Early this year, dear friends laid to rest their 14 year old grandson who took his own life. Heartbroken they asked, “Why?” In Africa last year, a missionary was shot and killed. He had just arrived on the field with his family of eight. “Why?” was repeated by many. Children of faithful Christian parents are turning their backs on God and the church causing deep heartbreak and sorrow. In times like these, it is only natural for the “Whys?” to come.
Trust and Obey
I have learned that God allows us to ask why, as long as we trust and obey Him. Even Jesus, on the cross asked, “My God, my God, why hast thou forsaken me?” But while He was asking why, He was being obedient. Perhaps, the same as Job, we will never know the answers for why things happen. But may we say along with Job, “Though He slay me, yet will I trust in him…” (Job 13:15). Maybe in Heaven we will learn the reasons why. Until then, we can be assured of God’s love (Romans 8:38,39), wisdom (James 3:17), and justice (Romans 12:19). We can learn to be content and leave the why unanswered. “I have learned, in whatsoever state I am, therewith to be content” (Philippians 4:11).
When the whys come, here are some suggestions that may help:
1. Focus your mind on God. “Thou wilt keep him in perfect peace, whose mind is stayed on thee: because he trusteth in thee” (Isaiah 26:3). God knows everything. He knows how we feel, what makes us afraid, what we need, and how to help us. He knows the end from the beginning.

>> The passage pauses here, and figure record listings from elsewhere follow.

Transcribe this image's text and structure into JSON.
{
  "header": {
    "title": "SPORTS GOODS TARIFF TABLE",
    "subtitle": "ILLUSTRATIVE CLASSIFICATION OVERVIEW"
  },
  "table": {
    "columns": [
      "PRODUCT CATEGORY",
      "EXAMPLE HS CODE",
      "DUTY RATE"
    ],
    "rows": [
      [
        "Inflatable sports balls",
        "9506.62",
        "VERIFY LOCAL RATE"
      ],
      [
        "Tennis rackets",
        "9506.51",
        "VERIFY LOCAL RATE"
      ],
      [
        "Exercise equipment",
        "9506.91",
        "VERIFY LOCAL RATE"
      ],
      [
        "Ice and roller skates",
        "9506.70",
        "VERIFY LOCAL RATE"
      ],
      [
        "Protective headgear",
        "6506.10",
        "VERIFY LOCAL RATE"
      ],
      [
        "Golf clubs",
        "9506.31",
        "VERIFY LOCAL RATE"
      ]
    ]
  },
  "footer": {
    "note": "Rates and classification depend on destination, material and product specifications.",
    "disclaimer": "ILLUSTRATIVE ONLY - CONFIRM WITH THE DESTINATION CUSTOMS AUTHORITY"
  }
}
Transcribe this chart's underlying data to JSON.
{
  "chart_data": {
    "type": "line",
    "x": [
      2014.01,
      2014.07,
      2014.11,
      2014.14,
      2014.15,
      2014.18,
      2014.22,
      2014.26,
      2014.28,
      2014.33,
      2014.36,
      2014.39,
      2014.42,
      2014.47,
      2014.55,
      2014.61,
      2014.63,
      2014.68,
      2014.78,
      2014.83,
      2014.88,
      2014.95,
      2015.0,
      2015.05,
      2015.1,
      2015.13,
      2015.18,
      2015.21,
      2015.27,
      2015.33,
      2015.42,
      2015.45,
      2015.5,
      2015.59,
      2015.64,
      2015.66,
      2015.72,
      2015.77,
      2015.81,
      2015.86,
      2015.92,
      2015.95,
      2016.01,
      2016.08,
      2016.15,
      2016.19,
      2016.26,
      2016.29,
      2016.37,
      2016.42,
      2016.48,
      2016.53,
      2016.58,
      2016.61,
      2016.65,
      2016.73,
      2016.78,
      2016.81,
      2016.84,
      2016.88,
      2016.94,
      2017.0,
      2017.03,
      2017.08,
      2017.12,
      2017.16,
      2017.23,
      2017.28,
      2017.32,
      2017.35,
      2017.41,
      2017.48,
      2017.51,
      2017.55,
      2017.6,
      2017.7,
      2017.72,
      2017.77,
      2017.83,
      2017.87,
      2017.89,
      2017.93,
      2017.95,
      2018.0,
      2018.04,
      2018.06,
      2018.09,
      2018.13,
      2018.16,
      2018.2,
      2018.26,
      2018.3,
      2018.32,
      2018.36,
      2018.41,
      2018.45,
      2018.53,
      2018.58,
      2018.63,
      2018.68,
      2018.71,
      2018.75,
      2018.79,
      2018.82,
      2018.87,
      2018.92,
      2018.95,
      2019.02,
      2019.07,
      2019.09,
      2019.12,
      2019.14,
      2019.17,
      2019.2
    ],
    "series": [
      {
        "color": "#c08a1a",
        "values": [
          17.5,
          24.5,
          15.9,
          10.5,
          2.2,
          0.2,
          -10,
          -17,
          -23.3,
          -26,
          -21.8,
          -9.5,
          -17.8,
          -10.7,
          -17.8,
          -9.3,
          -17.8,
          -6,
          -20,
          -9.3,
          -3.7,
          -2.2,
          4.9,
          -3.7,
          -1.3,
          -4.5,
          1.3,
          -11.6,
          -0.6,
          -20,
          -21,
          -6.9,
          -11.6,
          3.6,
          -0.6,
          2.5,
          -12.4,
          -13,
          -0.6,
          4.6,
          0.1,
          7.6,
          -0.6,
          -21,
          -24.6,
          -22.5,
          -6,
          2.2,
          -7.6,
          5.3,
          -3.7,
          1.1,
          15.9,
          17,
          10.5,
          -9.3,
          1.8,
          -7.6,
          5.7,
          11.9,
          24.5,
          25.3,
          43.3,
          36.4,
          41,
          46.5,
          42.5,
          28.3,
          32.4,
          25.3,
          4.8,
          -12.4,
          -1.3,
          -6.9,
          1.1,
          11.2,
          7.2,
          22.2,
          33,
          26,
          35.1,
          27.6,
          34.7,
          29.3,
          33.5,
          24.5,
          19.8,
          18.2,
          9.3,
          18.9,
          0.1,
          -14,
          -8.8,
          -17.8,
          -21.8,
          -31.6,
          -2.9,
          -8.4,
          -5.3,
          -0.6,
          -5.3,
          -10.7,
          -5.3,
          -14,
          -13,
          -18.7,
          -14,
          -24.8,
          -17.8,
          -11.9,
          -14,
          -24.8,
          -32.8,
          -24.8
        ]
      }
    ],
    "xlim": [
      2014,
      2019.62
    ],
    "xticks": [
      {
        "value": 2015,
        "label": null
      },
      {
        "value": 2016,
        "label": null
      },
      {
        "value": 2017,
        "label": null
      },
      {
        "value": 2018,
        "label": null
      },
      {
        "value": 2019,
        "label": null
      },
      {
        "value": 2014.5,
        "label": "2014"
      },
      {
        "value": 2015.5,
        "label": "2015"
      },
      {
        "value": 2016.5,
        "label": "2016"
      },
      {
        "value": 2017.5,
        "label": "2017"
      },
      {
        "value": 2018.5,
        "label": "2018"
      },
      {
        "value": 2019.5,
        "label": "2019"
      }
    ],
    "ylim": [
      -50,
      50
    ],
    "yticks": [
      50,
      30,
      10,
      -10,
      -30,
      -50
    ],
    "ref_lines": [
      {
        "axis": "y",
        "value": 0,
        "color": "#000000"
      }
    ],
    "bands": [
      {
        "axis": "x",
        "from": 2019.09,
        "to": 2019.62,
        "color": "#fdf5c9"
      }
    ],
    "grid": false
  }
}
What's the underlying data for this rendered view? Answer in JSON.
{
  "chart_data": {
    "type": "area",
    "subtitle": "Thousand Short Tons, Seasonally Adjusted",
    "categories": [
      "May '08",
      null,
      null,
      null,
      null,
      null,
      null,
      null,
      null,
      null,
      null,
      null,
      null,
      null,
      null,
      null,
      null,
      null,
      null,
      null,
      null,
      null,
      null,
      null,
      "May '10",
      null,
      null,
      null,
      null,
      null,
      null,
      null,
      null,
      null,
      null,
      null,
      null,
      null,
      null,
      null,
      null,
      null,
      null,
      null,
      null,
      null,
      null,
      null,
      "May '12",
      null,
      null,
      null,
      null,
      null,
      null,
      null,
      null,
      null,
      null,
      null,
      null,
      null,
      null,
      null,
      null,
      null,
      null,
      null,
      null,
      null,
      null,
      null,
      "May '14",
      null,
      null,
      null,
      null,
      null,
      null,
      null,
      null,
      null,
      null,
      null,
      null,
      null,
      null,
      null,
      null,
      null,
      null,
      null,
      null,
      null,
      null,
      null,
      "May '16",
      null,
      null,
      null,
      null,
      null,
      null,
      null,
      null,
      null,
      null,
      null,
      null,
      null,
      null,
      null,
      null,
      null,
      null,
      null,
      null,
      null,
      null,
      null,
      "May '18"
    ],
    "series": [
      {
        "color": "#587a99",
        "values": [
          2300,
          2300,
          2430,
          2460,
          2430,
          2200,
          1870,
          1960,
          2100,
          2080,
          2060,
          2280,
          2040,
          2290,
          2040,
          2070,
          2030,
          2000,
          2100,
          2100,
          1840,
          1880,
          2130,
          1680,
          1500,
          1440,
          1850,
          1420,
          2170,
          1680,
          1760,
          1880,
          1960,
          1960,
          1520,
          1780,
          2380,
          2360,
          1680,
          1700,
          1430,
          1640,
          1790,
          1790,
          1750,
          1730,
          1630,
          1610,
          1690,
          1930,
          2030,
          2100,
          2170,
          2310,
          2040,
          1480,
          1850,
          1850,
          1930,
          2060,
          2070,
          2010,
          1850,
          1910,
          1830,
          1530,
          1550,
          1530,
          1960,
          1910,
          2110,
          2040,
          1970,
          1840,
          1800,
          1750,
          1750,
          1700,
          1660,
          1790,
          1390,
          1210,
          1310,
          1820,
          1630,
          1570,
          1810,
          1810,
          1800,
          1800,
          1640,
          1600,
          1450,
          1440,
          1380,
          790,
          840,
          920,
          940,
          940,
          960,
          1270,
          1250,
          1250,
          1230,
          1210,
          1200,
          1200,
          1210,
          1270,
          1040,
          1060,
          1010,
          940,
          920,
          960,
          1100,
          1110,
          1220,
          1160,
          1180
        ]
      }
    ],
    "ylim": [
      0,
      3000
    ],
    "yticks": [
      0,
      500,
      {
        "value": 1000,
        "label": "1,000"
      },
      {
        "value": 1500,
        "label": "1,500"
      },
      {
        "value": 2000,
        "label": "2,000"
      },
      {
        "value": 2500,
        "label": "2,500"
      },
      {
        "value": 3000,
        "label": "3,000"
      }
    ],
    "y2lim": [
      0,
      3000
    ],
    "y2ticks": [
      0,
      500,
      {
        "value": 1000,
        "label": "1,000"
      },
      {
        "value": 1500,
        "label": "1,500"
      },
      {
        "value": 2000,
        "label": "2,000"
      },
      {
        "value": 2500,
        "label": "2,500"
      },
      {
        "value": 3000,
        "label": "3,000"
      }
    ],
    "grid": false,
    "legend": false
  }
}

2. Talk to someone who cares. Remember that broken hearts are not healed by explanation or by understanding the why. Even if you knew why, you would still have the hurt. Broken hearts are healed by the love of God, family, and friends, and the hope we have in God. “Be of good courage, and he shall strengthen your heart, all ye that hope in the Lord” (Psalm 31:24). (Sometimes professional help is needed to guide the process.)
3. Realize your helplessness, and depend on God who is all-powerful. Taking our hands off and surrendering to God can give peace that passes understanding. I remember a time in my life when I struggled for the answer to my “Why?” I was physically, mentally, emotionally, and spiritually exhausted. The moment I said, “Lord, I can’t do it anymore, I surrender, I give up,” His peace came over me like a warm blanket. I will never forget that experience. Now, when I am tempted to worry and to struggle for the answer, I remember His peace. I was helpless, but God gave me comfort and contentment. It was all in the surrender. “Casting all your care upon him; for he careth for you” (I Peter 5:7).
Why? Why? Why? We may never know, but God knows and He cares. We may not know why, but we can know WHO. He never makes a mistake. We can always trust Him (Proverbs 3:5-6).